When I was a girl by September I would have waved good bye to my relatives in Pennsylvania to return to Virginia to begin the school year. While my cousins were harvesting apples from their orchard in Pennsylvania to press into cider my friends and I in Virginia were hiking the battlegrounds and woods surrounding old York Town. Sure it would get cold eventually, but meanwhile we could gear up for our own traditions like ghost stories told under the full moon.
One of my friends lived in a house that had a screened-in porch that we would camp out in slumber parties until it was simply too cold.

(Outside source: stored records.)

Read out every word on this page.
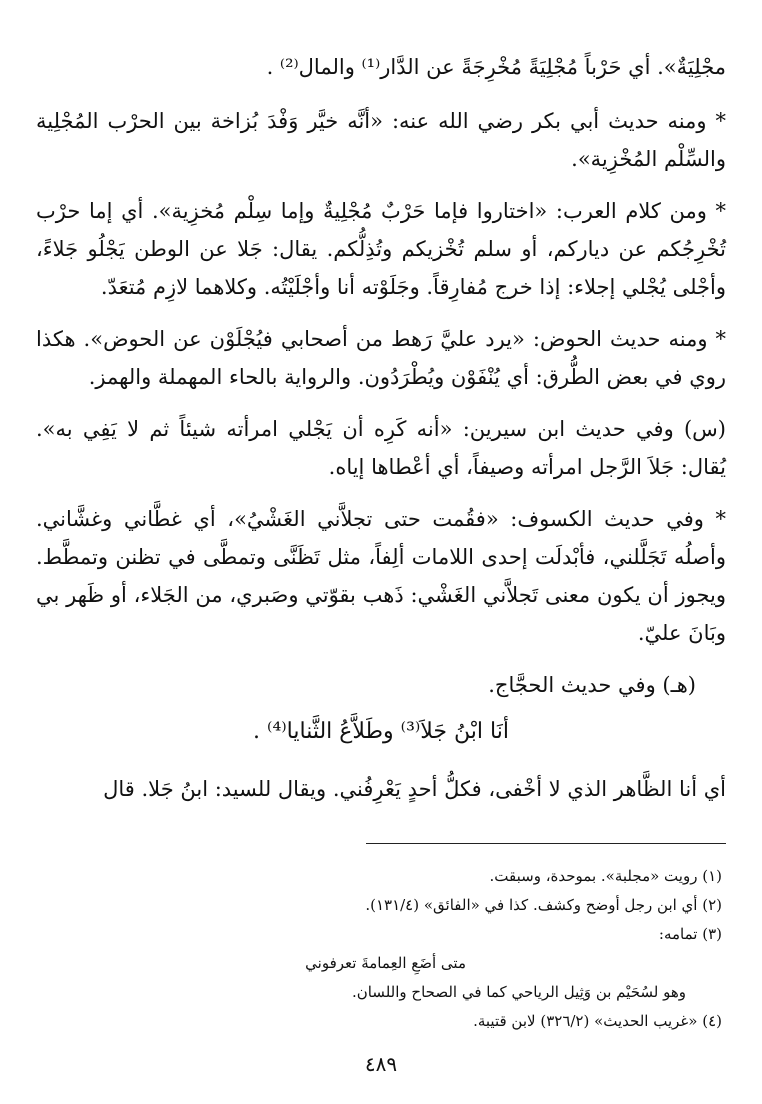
مجْلِيَةٌ». أي حَرْباً مُجْلِيَةً مُخْرِجَةً عن الدَّار⁽¹⁾ والمال⁽²⁾ .

* ومنه حديث أبي بكر رضي الله عنه: «أنَّه خيَّر وَفْدَ بُزاخة بين الحرْب المُجْلِية والسِّلْم المُخْزِية».

* ومن كلام العرب: «اختاروا فإما حَرْبٌ مُجْلِيةٌ وإما سِلْم مُخزِية». أي إما حرْب تُخْرِجُكم عن دياركم، أو سلم تُخْزيكم وتُذِلُّكم. يقال: جَلا عن الوطن يَجْلُو جَلاءً، وأجْلى يُجْلي إجلاء: إذا خرج مُفارِقاً. وجَلَوْته أنا وأجْلَيْتُه. وكلاهما لازِم مُتعَدّ.

* ومنه حديث الحوض: «يرد عليَّ رَهط من أصحابي فيُجْلَوْن عن الحوض». هكذا روي في بعض الطُّرق: أي يُنْفَوْن ويُطْرَدُون. والرواية بالحاء المهملة والهمز.

(س) وفي حديث ابن سيرين: «أنه كَرِه أن يَجْلي امرأته شيئاً ثم لا يَفِي به». يُقال: جَلاَ الرَّجل امرأته وصيفاً، أي أعْطاها إياه.

* وفي حديث الكسوف: «فقُمت حتى تجلاَّني الغَشْيُ»، أي غطَّاني وغشَّاني. وأصلُه تَجَلَّلني، فأبْدلَت إحدى اللامات ألِفاً، مثل تَظَنَّى وتمطَّى في تظنن وتمطَّط. ويجوز أن يكون معنى تَجلاَّني الغَشْي: ذَهب بقوّتي وصَبري، من الجَلاء، أو ظَهر بي وبَانَ عليّ.

(هـ) وفي حديث الحجَّاج.

أنَا ابْنُ جَلاَ⁽³⁾ وطَلاَّعُ الثَّنايا⁽⁴⁾ .

أي أنا الظَّاهر الذي لا أخْفى، فكلُّ أحدٍ يَعْرِفُني. ويقال للسيد: ابنُ جَلا. قال

(١) رويت «مجلبة». بموحدة، وسبقت.

(٢) أي ابن رجل أوضح وكشف. كذا في «الفائق» (١٣١/٤).

(٣) تمامه:

متى أضَعِ العِمامةَ تعرفوني

وهو لسُحَيْم بن وَثِيل الرياحي كما في الصحاح واللسان.

(٤) «غريب الحديث» (٣٢٦/٢) لابن قتيبة.

٤٨٩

I have family and friends in both the north and the south and I don’t want to hurt anyone’s feelings, but when it comes to ghost stories southern girls do it best. On the peninsula we had an amazing variety of history to draw on; the original natives, the colonists; Massachusetts wasn’t the only place rumored to have witches. Cruel slavery imported a people along with their traditions and mythology as well.
Our particular favorites usually involved the full moon and houses long forgotten. We knew exactly where to find an abandoned drive long since overgrown by trees, some more than one hundred years old by the size of their girth and impassable by car, but easy enough for our bicycles. There through the woods on a lonely stretch of land stood a house near water. On the upper floor a tree busted through the roof. A few dishes were left in the antique cupboards. A pipe still packed with tobacco and a box of stick matches there beside it on the window sill and reflecting it all, an old mirror with the silver flecking off. Just such a find might guide our stories to the adventures of pirates; in fact many of the navigable waterways around Virginia were reputed hideaways for the dreaded buccaneers.
Our story telling did not restrict itself to just the past as Newport News was and is a very dynamic place culturally and historically but it is also a hub of technology and has several military installations nearby as well. These elements were all fodder to our nocturnal stories. I smile when I think of us in our sleeping bags huddled together with one of us illuminated by our lone flash light recounting the story of The Witch’s Tomb or Aliens like us and eating rice crispy treats and sipping orange soda through paper straws.
Seasons come and seasons go and this will be September’s only full moon. If the skies are clear, let us take the moment to put away our smart phones and take delight in the bounty of a beautiful moon, but most important to savor the company of our loved ones. Rice crispy treats and orange soda are of course optional.